A terrifying Lehman-style banking crisis is about to be unleashed.

July 28 (King World News) – Alasdair Macleod:  It is increasingly clear that the euro system is in deep trouble, caught out by the surge in consumer price inflation. Rising interest rates, which have only just started, will undermine Eurozone commercial bank balance sheets because they obtain much of their liquidity by borrowing through the repo market.TARGET2 imbalances threaten to collapse the system from within as the interest rate environment changes. The ECB and its shareholding network of national central banks all face escalating losses on their bonds, which earlier this month I calculated to be in the region of €750bn, nearly seven times the combined euro system balance sheet equity.

Not only does the whole euro system require to be refinanced, but this is at a time when the Eurozone’s G-SIBs are even more highly leveraged than the three British ones. Table 2 updates the one in my article referred to above.

With the average Eurozone G-SIB asset to equity ratios of over 20 times, the euro’s G-SIBs are one of the two most highly leveraged networks in global banking, the other being Japan’s. The common factor is negative interest rates imposed by their central banks. The consequence has been to squeeze credit margins to the extent that the only way in which banks can sustain profit levels is to increase operational gearing. Furthermore, an average balance sheet leverage of over 20 times does not properly identify systemic risks. Bank problems come from extremes, and we can see that at 27 times, Group Credit Agricole should concern us most in this list. And we don’t see all the other Eurozone banks trading internationally that don’t make the G-SIB list, some of which are likely to be similarly exposed.

… Counterparty failures will contaminate systemically all participants, not only dealing in euros but all the other major currencies settled in London as well. The damage is sure to extend to forex and credit markets, including all OTC derivatives which are an integral part of bank clearing facilities.

At the last turn of the bank lending cycle, it was the securitisation of liar loans in the US which led to what is commonly referred to as the Great Financial Crisis. This is a term I have rarely used, preferring to call it the Lehman Crisis because I knew, along with many others, that the non-resolution of the excesses at the time would store up for an even greater crisis in the future. We can now begin see how it will be manifested. And this time, it looks like being centred on London as a financial centre rather than New York.

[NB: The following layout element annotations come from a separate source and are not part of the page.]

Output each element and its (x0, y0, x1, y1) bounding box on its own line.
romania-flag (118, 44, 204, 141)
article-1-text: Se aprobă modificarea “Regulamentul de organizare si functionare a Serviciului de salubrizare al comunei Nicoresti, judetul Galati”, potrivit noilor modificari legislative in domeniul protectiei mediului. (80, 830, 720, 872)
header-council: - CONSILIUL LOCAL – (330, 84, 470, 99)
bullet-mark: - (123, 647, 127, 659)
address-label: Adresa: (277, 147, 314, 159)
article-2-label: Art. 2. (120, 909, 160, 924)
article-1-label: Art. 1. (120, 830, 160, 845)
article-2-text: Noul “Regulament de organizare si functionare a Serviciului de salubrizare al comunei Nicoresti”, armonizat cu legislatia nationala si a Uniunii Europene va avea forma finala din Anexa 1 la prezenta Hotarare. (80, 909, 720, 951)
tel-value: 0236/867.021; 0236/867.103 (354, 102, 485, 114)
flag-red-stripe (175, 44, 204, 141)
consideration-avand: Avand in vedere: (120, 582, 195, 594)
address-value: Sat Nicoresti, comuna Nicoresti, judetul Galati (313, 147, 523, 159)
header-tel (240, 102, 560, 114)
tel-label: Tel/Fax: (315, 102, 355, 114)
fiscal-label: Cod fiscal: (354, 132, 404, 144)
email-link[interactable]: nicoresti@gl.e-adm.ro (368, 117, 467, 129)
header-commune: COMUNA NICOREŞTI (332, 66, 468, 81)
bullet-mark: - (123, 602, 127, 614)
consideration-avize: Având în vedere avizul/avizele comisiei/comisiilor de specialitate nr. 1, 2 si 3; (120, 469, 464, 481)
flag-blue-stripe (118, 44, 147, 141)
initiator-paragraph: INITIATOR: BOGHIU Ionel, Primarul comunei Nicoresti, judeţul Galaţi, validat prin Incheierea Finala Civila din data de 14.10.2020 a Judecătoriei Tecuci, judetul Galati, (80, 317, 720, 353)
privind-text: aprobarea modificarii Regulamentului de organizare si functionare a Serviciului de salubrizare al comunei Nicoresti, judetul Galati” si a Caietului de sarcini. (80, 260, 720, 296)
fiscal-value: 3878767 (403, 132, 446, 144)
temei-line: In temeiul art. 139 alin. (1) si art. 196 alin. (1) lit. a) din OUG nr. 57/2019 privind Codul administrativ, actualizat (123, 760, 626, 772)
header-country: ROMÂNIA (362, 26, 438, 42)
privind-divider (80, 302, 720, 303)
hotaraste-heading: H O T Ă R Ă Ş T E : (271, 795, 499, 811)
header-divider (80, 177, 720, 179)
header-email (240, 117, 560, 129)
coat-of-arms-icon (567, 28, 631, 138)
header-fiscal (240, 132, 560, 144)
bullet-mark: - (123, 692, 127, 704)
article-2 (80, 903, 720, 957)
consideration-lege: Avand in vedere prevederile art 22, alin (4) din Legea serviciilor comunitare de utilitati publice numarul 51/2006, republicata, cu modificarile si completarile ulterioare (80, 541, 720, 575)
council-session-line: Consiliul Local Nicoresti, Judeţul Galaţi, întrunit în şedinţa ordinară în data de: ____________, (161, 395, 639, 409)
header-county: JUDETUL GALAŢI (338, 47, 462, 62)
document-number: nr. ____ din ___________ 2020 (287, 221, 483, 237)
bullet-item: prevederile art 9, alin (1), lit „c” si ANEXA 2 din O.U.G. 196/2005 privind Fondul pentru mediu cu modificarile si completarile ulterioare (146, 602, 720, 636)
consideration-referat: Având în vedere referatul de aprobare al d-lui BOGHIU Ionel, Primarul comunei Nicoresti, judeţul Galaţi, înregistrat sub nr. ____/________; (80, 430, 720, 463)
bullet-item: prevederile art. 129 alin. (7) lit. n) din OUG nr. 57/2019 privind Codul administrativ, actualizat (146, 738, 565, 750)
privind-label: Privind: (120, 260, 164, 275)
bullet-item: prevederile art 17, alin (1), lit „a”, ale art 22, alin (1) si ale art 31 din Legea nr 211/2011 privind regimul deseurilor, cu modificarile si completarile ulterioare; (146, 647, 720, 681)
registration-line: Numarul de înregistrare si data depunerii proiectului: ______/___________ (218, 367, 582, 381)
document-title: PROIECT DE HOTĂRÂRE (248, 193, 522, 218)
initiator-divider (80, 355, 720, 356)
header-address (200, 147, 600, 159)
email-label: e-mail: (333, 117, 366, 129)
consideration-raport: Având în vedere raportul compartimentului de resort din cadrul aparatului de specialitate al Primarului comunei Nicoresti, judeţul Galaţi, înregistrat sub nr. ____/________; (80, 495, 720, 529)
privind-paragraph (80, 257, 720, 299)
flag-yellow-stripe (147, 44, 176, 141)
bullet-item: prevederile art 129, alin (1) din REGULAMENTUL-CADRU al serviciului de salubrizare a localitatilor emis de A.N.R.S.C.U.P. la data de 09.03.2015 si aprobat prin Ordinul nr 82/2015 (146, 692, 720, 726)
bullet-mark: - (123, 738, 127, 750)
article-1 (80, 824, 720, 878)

We must hope that a collapse of the euro system will not happen, but there is mounting evidence that it will indeed occur. The falling row of dominoes is pointing at London, and it could even happen before the Conservative Party membership have voted for either Truss or Sunak in early-September.

Dealing with a banking crisis fall out
On the advice of the Bank for International Settlements, following the Lehman crisis the G20 member states agreed to make bail-ins mandatory, replacing bailouts. This was a politically motivated move, fuelled by the emotive belief that bailing out banks are at the taxpayers’ expense. In fact, bank bailouts are financed by central banks, both directly and indirectly. The only taxpayer involvement is marginally through their aggregated savings in pension funds and insurance companies. But these funds have been over-compensated with extra cash through quantitative easing. The audit trail leads to the expansion of currency and credit every time, and not to taxes as the phrase “taxpayer liabilities” implies.

All the G20 nations have passed legislation enabling bail-in procedures. In the Bank of England’s case, it retains discretion to what extent bail-in as opposed to other rescue methods might be used. As to specifics for the other G20 members it is unclear to what extent they have retained this flexibility and understand bail-in ramifications. And it could be an additional confusion likely to complicate a global banking rescue, compared with the previously accepted bail-out procedures.

In theory, a bail-in reallocates a bank’s liabilities from deposits and loans into shareholders’ capital — excepting, perhaps, smaller depositors covered by deposit guarantee schemes. But even that is at the authorities’ discretion. 

The objective can only make sense for single bank, as opposed to systemic failures. But if it were to be applied to an individual banking failure in the current unstable situation, it would almost certainly undermine other banks, as bank loans and other non-equity interests would be generally liquidated, and deposits flee to banks deemed to be safer as panic sets in. The risk is that bail-in procedures could set off a system-wide failure, particularly of the banks rated by the market with substantial discounts to book value.

Even assuming the Bank’s bail-in procedures are ruled out in dealing with a systemic banking crisis, to keep banks operating will require a massive expansion of credit from the Bank of England. In effect, the central bank will end up taking on the entire banking system’s obligations. With London at the centre of a global banking crisis, all other major central banks whose banking and currency networks are exposed to it must be prepared to take on all their commercial banking obligations as well.

… The task is not impossible. Currencies have completely collapsed before, and nations survived. Instead of being restricted to one or a group of nations, the looming crisis threatens to take out what we used to call the advanced economies in their entirety, so it will be a bigger deal. Fortunately for Britain, her citizens are less likely to riot than their continental cousins. But as a warm-up for the main event, our new leader will have to navigate through growing discontent brought on by rising prices, labour strikes and all the other forms of economic pestilence which bought Margaret Thatcher to power.